Each acceptance test we task our AI agent with creating needs a high-level goal: a short description of what the test should achieve.

At first glance, it might seem enough to say, “Write a test that checks if the gallery arrows can be hidden.” But the precision of this description matters. A vague goal invites exploration; a detailed one guides efficient progress. Both have their place, but the balance between them determines how quickly and accurately the agent can complete the task.

In my own work, I often generate the goal automatically from the feature’s code itself. That is, I pass a short, vague goal and the feature code itself to an LLM and ask it to produce a more detailed goal. By doing so, the prompt can include rich, specific detail: the names of settings, where in the UI they appear, and what the expected outcome should look like. That level of clarity gives the AI a running start — it doesn’t have to guess what “success” means.

Here’s an example of such a goal:

“Please create an acceptance test that demonstrates how to hide the navigation arrows in the Divi Gallery module slider layout using the ‘Show Slider Arrows’ setting added by the Divi Gallery Booster plugin. First upload two images to the WordPress media library using direct Codeception commands (not the media loader). Then add a new page and open it for editing in the Divi Builder, dismissing any onboarding popup if shown. Insert a single-column row and add a Gallery module. In the Gallery module, click ‘Add Gallery Images’, switch to the ‘Media Library’ tab, select the two uploaded images, and insert them into the gallery. Go to ‘Gallery Settings > Design > Layout’ and set the layout to ‘Slider’ so the slider arrows would normally be shown. Then go to ‘Gallery Settings > Content > Elements’, locate ‘Show Slider Arrows’, and set it to ‘No’. Publish the page. View the page on the front-end and confirm the gallery slider is visible. Hover over the gallery to attempt to reveal the arrows and verify that they remain hidden by asserting that the arrows container ‘.et-pb-slider-arrows’ inside the gallery has a computed CSS display value of ‘none’ and its previous/next arrow links are not visible.”

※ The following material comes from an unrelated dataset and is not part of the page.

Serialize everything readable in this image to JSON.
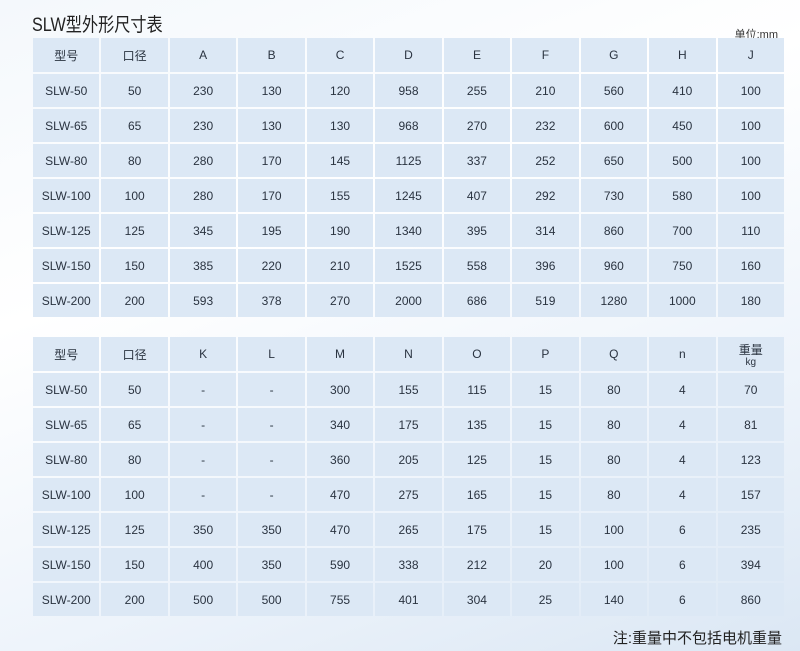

That may seem long-winded, but for an agent it’s gold — a clear description of the environment, the actions to perform, and the conditions for success.

From One Goal to Many

Once the AI receives this high-level goal, it doesn’t attempt to complete it in one leap. Instead, it breaks it into smaller, verifiable sub-goals, each representing a step toward the overall objective.

Looking at the example above, the AI might identify sub-goals such as:

  1. Upload images to the media library.
  2. Create and open a new page in the Divi Builder.
  3. Insert a Gallery module.
  4. Set the layout to “Slider.”
  5. Disable the “Show Slider Arrows” option.
  6. Publish the page.
  7. Verify the arrows are hidden on the front end.

Each of these sub-goals is concrete enough that the AI can attempt it, observe the result, and decide whether it succeeded. The process becomes a sequence of clear checkpoints — each one small, self-contained, and testable.

Identifying the Current Sub-Goal

Using the partially constructed acceptance test as a reference, the agent can determine which sub-goals have already been completed. For those that remain, it selects one as the current sub-goal. This is the next bite-size chunk of work it will tackle. Typically, the sub-goal will be small enough that it can be completed with five or fewer individual UI actions. That’s not a hard-and-fast rule, but anything requiring more steps than that, but if the sub-goals are too granular there is a risk that the agent will get lost along the way.

Choosing the Next Step

Once the agent knows its current sub-goal, it examines what it has already accomplished and what remains undone. It looks at the captured browser state — the HTML, the screenshot, the page structure — and identifies the user interface operations currently available to it. From there, it reasons: Which action brings me closer to my goal?

If the current sub-goal is “Publish the page,” and the screenshot shows a visible “Publish” button, it might select the action “Click the publish button.” Performing that operation becomes the next step in the acceptance test.

In this sense, the agent’s reasoning is always local. It doesn’t plan the entire journey at once; it looks one step ahead and tries to accomplish that step.

Each time it succeeds, that action is appended to the growing test — a script that represents verified progress.

The Power of Clear Objectives

Designing goals and sub-goals may sound like a small technical detail, but it’s the scaffolding that holds the whole process together. A well-defined goal gives the agent direction; precise sub-goals give it grip.

The more clearly we define success, the faster and more confidently the AI can reach it.